Il ressort de cette comparaison que si l’on retire les exonérations de charges temporaires et que l’on prend en compte les charges réelles, le salaire d’un enseignant auto-entrepreneur est inférieur au salaire moyen d’un enseignant salarié. Si l’on prend en compte les aléas décrits précédemment, le salaire d’un enseignant d’Ornikar ou d’En Voiture Simone tendra, à terme, vers le salaire minimum d’un salarié.

En 2015 déjà, la Tribune des auto-écoles avait réalisé des calculs dont le résultat est relativement proche.

Aux considérations purement financières s’ajoutent le fait que l’enseignant auto-entrepreneur bénéficie de protections bien moins importantes et qu’ils sont soumis à des formalités qui devront être effectuées sur leur temps libre. Enfin, il est nécessaire de prendre en compte que le régime de retraite des auto-entrepreneurs est moins favorable que celui des salariés et que ceux-ci ont plus de difficultés à contracter des prêts (immobiliers notamment) auprès des banques.

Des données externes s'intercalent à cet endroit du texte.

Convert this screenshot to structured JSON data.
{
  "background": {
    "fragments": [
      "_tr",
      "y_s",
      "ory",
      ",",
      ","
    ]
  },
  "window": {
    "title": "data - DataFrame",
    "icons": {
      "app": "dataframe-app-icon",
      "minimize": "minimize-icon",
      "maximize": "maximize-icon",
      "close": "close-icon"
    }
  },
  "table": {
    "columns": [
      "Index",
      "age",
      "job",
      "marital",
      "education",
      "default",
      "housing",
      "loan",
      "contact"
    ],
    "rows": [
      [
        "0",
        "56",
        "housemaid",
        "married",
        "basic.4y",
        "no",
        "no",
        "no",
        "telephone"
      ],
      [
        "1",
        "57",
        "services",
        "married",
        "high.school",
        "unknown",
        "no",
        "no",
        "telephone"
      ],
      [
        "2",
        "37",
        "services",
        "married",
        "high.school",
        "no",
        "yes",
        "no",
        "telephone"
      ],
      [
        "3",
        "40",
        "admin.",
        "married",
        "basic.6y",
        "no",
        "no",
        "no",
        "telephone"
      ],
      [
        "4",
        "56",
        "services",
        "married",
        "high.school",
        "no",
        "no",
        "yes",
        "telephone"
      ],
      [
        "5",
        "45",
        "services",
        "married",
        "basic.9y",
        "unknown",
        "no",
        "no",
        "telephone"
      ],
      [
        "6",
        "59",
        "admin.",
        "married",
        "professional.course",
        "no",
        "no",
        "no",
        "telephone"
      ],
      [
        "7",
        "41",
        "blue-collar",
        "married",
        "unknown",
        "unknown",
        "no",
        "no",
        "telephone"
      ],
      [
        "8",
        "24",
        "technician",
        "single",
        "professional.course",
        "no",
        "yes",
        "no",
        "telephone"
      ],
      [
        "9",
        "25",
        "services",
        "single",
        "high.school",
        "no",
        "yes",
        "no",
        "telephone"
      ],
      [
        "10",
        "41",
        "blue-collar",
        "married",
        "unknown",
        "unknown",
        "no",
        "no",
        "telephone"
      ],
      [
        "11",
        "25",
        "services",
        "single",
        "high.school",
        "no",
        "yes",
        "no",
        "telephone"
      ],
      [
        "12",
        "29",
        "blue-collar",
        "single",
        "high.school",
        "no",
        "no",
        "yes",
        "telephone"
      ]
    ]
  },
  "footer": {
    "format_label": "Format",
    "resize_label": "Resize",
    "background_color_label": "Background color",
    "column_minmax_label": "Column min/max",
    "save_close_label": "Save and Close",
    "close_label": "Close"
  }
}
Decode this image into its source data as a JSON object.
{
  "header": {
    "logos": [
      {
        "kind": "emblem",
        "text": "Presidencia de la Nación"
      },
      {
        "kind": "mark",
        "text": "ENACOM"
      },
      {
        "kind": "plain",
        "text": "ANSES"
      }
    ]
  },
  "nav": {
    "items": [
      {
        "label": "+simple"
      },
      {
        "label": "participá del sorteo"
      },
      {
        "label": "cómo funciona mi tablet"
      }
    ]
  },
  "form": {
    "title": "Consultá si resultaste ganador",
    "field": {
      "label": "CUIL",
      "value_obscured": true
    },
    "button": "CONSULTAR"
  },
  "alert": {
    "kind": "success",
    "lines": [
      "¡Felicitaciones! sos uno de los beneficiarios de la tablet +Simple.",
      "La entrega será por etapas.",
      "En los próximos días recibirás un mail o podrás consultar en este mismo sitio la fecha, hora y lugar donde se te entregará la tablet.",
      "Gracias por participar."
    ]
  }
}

Moniteur Ornikar = futur smicard?

Autre phénomène à souligner : plus le nombre d’enseignants sera important sur ces plateformes, plus le risque que les salaires baissent est important. En effet, si les disponibilités des enseignants travaillant sur ces plateformes venaient à excéder la demande en leçons de conduite, alors la tentation serait forte pour les plateformes de faire jouer la concurrence entre auto-entrepreneurs (et de tirer les rémunérations vers le bas). Des phénomènes similaires ont été constatés sur les plateformes de réservation de VTC, ainsi que sur celles de livraison de repas. Ce phénomène a été documenté dans de nombreux articles (ici, ici ou encore ici), mais surtout dans le rapport remis par Jacques Rapoport en 2017 (voir plus bas).

Les belles promesses d’aujourd’hui pourraient se transformer demain en désillusions et en précarité…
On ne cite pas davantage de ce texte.